Les gouvernements besoigneux suivent une pente naturelle lorsque. voyant à côté d'eux une banque puissante et bien accréditée, ils s'adressent à elle pour s'en faire délivrer les ressources et pour en exploiter le crédit. Si l'Etat est dans une situation difficile, ils en tirent un argument pour (mouvoir les chefs de la banque, et ceux-ci, par zèle pour la chose publique, cèdent une première fois, une seconde, et ainsi de suite, non sans faire des représentations. Le gouvernement finit par prendre l'habitude de considérer la banque comme un de ses bureaux, la planche aux billets de banque comme un engin à lui, et ainsi le mal empire le plus souvent jusqu'à devenir irrémédiable.

Il serait utile que les financiers de l'Assemblée voulussent bien lire dans l'excellent livre de M. Macleod sur les banques (the Theory and Practice of banking) le récit de ce qui se passa entre Pitt et le gouvernement de la Banque d'Angleterre, pendant les quatre années qui s'écoulèrent entre la déclaration de guerre à la République française et le 26 février 1797, jour où la Banque fut forcée de cesser le remboursement de ses billets en espèces métalliques.

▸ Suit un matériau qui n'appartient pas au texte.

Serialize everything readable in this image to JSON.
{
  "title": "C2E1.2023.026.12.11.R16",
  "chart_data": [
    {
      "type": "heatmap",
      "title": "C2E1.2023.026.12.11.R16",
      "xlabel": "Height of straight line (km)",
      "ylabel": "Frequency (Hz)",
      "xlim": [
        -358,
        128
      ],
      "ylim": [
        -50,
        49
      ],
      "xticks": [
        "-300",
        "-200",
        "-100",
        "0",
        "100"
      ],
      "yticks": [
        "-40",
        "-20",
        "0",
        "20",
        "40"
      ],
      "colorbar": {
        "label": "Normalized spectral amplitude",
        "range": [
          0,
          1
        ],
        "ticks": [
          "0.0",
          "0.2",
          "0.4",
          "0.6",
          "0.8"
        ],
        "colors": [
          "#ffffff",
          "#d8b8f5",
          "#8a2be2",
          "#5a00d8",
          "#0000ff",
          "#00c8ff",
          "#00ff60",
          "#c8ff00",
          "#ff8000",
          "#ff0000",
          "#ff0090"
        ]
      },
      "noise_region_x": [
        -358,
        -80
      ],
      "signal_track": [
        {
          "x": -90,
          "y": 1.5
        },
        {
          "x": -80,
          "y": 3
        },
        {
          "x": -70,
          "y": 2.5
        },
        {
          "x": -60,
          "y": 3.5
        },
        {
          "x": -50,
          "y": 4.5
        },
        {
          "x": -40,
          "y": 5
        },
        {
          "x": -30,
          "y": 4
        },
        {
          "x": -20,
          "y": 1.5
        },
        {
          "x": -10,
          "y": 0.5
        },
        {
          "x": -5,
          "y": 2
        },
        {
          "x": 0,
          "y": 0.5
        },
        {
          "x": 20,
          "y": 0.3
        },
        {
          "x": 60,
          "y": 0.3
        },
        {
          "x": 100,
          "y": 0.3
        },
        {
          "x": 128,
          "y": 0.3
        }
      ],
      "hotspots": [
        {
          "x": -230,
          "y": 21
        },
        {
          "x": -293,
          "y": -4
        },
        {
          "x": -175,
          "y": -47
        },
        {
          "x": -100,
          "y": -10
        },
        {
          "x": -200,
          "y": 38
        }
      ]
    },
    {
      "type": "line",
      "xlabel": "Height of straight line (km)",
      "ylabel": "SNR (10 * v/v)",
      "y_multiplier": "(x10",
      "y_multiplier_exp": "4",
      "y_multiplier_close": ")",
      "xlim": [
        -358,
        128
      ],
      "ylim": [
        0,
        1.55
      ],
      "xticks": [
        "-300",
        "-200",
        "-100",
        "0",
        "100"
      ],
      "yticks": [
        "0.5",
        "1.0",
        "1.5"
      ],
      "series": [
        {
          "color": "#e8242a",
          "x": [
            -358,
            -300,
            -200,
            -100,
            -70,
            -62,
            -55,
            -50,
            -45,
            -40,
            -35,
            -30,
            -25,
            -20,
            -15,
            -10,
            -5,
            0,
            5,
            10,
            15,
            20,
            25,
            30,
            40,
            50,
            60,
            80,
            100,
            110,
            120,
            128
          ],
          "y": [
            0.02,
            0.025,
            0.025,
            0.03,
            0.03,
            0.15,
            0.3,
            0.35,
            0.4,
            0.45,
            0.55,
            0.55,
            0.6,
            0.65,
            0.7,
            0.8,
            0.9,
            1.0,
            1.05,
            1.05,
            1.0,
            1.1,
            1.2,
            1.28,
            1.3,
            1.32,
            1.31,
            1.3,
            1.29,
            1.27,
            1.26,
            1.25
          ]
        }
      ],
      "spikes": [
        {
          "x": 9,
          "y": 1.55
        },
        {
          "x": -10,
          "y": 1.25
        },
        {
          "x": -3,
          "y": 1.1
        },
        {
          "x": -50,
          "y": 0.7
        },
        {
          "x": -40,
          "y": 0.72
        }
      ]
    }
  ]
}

Le beau rôle fut tout le temps pour la Banque. Elle résistait aux demandes d'avances que Pitt renouvelait. Elle lui remontrait que la loi le défendait, que l'assentiment préalable du Parlement était indispensable. Elle fixait une limite qu'elle ne dépasserait pas. Elle rappelait, non sans fermeté, au tout-puissant premier ministre les engagements qu'il avait pris avec elle, les promesses formelles qu'il lui avait faites. Mais Pitt ne se déconcertait pas. Il payait d'audace. Il réitérait ses promesses, sauf à ne pas mieux les tenir. Il restituait une partie de ce que lui avait avancé la Banque, sauf à obtenir

davantage ensuite. Il faisait voter par le Parlement des résolutions dont la rédaction était insidieuse et qu'il pouvait interpréter ensuite de manière à éluder les bonnes raisons de la Banque. Il fallut que celle-ci passât, à la fin de février 1797, sous les fourches caudines: ses billets remboursables à vue cessèrent d'être remboursés au public.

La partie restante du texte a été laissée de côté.